The bank additionally argues that public policy compels reversal because *830while the condition that influenced the bankruptcy court’s decision — namely, the threat of irreparable harm if the rice grain spoiled or became infested — is no longer a concern, the court’s ruling “will continue to negatively impact [the bank] and other creditors both in this case and in all other dealings with persons purporting to be operating a joint venture.” While we recognize the bank’s concern about the potential impact of this injunction on other issues in the bankruptcy case, only those in this single adversary proceeding are before us. The trustee sought an injunction here directly in response to the bank’s attempt to exercise authority over the disputed rice grain without awaiting a ruling from the bankruptcy court.
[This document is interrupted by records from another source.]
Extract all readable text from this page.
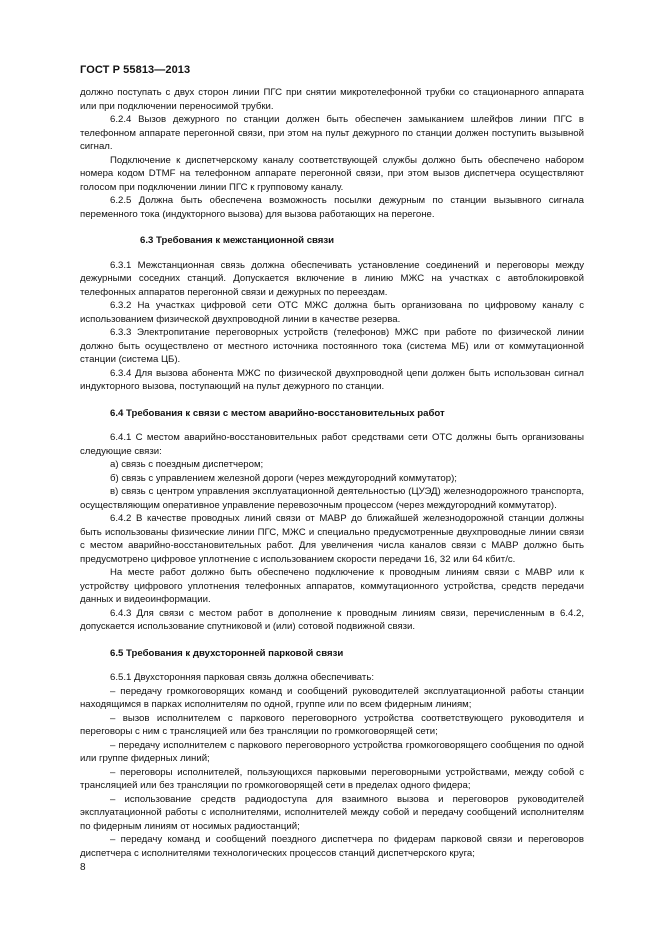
ГОСТ Р 55813—2013
должно поступать с двух сторон линии ПГС при снятии микротелефонной трубки со стационарного аппарата или при подключении переносимой трубки.
6.2.4 Вызов дежурного по станции должен быть обеспечен замыканием шлейфов линии ПГС в телефонном аппарате перегонной связи, при этом на пульт дежурного по станции должен поступить вызывной сигнал.
Подключение к диспетчерскому каналу соответствующей службы должно быть обеспечено набором номера кодом DTMF на телефонном аппарате перегонной связи, при этом вызов диспетчера осуществляют голосом при подключении линии ПГС к групповому каналу.
6.2.5 Должна быть обеспечена возможность посылки дежурным по станции вызывного сигнала переменного тока (индукторного вызова) для вызова работающих на перегоне.
6.3 Требования к межстанционной связи
6.3.1 Межстанционная связь должна обеспечивать установление соединений и переговоры между дежурными соседних станций. Допускается включение в линию МЖС на участках с автоблокировкой телефонных аппаратов перегонной связи и дежурных по переездам.
6.3.2 На участках цифровой сети ОТС МЖС должна быть организована по цифровому каналу с использованием физической двухпроводной линии в качестве резерва.
6.3.3 Электропитание переговорных устройств (телефонов) МЖС при работе по физической линии должно быть осуществлено от местного источника постоянного тока (система МБ) или от коммутационной станции (система ЦБ).
6.3.4 Для вызова абонента МЖС по физической двухпроводной цепи должен быть использован сигнал индукторного вызова, поступающий на пульт дежурного по станции.
6.4 Требования к связи с местом аварийно-восстановительных работ
6.4.1 С местом аварийно-восстановительных работ средствами сети ОТС должны быть организованы следующие связи:
а) связь с поездным диспетчером;
б) связь с управлением железной дороги (через междугородний коммутатор);
в) связь с центром управления эксплуатационной деятельностью (ЦУЭД) железнодорожного транспорта, осуществляющим оперативное управление перевозочным процессом (через междугородний коммутатор).
6.4.2 В качестве проводных линий связи от МАВР до ближайшей железнодорожной станции должны быть использованы физические линии ПГС, МЖС и специально предусмотренные двухпроводные линии связи с местом аварийно-восстановительных работ. Для увеличения числа каналов связи с МАВР должно быть предусмотрено цифровое уплотнение с использованием скорости передачи 16, 32 или 64 кбит/с.
На месте работ должно быть обеспечено подключение к проводным линиям связи с МАВР или к устройству цифрового уплотнения телефонных аппаратов, коммутационного устройства, средств передачи данных и видеоинформации.
6.4.3 Для связи с местом работ в дополнение к проводным линиям связи, перечисленным в 6.4.2, допускается использование спутниковой и (или) сотовой подвижной связи.
6.5 Требования к двухсторонней парковой связи
6.5.1 Двухсторонняя парковая связь должна обеспечивать:
– передачу громкоговорящих команд и сообщений руководителей эксплуатационной работы станции находящимся в парках исполнителям по одной, группе или по всем фидерным линиям;
– вызов исполнителем с паркового переговорного устройства соответствующего руководителя и переговоры с ним с трансляцией или без трансляции по громкоговорящей сети;
– передачу исполнителем с паркового переговорного устройства громкоговорящего сообщения по одной или группе фидерных линий;
– переговоры исполнителей, пользующихся парковыми переговорными устройствами, между собой с трансляцией или без трансляции по громкоговорящей сети в пределах одного фидера;
– использование средств радиодоступа для взаимного вызова и переговоров руководителей эксплуатационной работы с исполнителями, исполнителей между собой и передачу сообщений исполнителям по фидерным линиям от носимых радиостанций;
– передачу команд и сообщений поездного диспетчера по фидерам парковой связи и переговоров диспетчера с исполнителями технологических процессов станций диспетчерского круга;
8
Moreover, in his motion for temporary restraining order, preliminary injunction, and emergency hearing, the trustee specifically requested a hearing on both his complaint and the bank’s motion for relief from the stay. In sum, we do not agree that public policy compels a reversal.
The Bank of England finally argues that the bankruptcy court erred by applying a “separate entity” test as part of its decision, because Arkansas law does not mandate the registration of a general partnership in order for it to be legally formed and valid. The bankruptcy court did not consider the lack of entity registration to be determinative of whether the Webbs formed a partnership. As discussed above, the court did examine at length the language of the joint venture agreement as well as the other evidence presented before reaching its decision. We conclude that the court’s reference to the lack of entity registration merely served as further evidence of the Webbs’ intent.
In sum, we conclude that the bankruptcy court did not clearly err in its holding that the Webbs had not created a separate legal entity and that the rice grain was thus part of the Webbs’ individual bankruptcy estate under 11 U.S.C. § 541. The bankruptcy court therefore had jurisdiction to authorize the trustee to sell the rice grain. The question of whether the Webbs’ entity was a partnership was a core proceeding necessary to determine if the rice was part of the bankruptcy estate. 28 U.S.C. § 157(b)(2)(A). If property is determined to be part of the bankruptcy estate, the bankruptcy court may authorize the trustee to sell it under 11 U.S.C. § 363.
Accordingly, we affirm the order of the district court resolving this appeal from the bankruptcy court.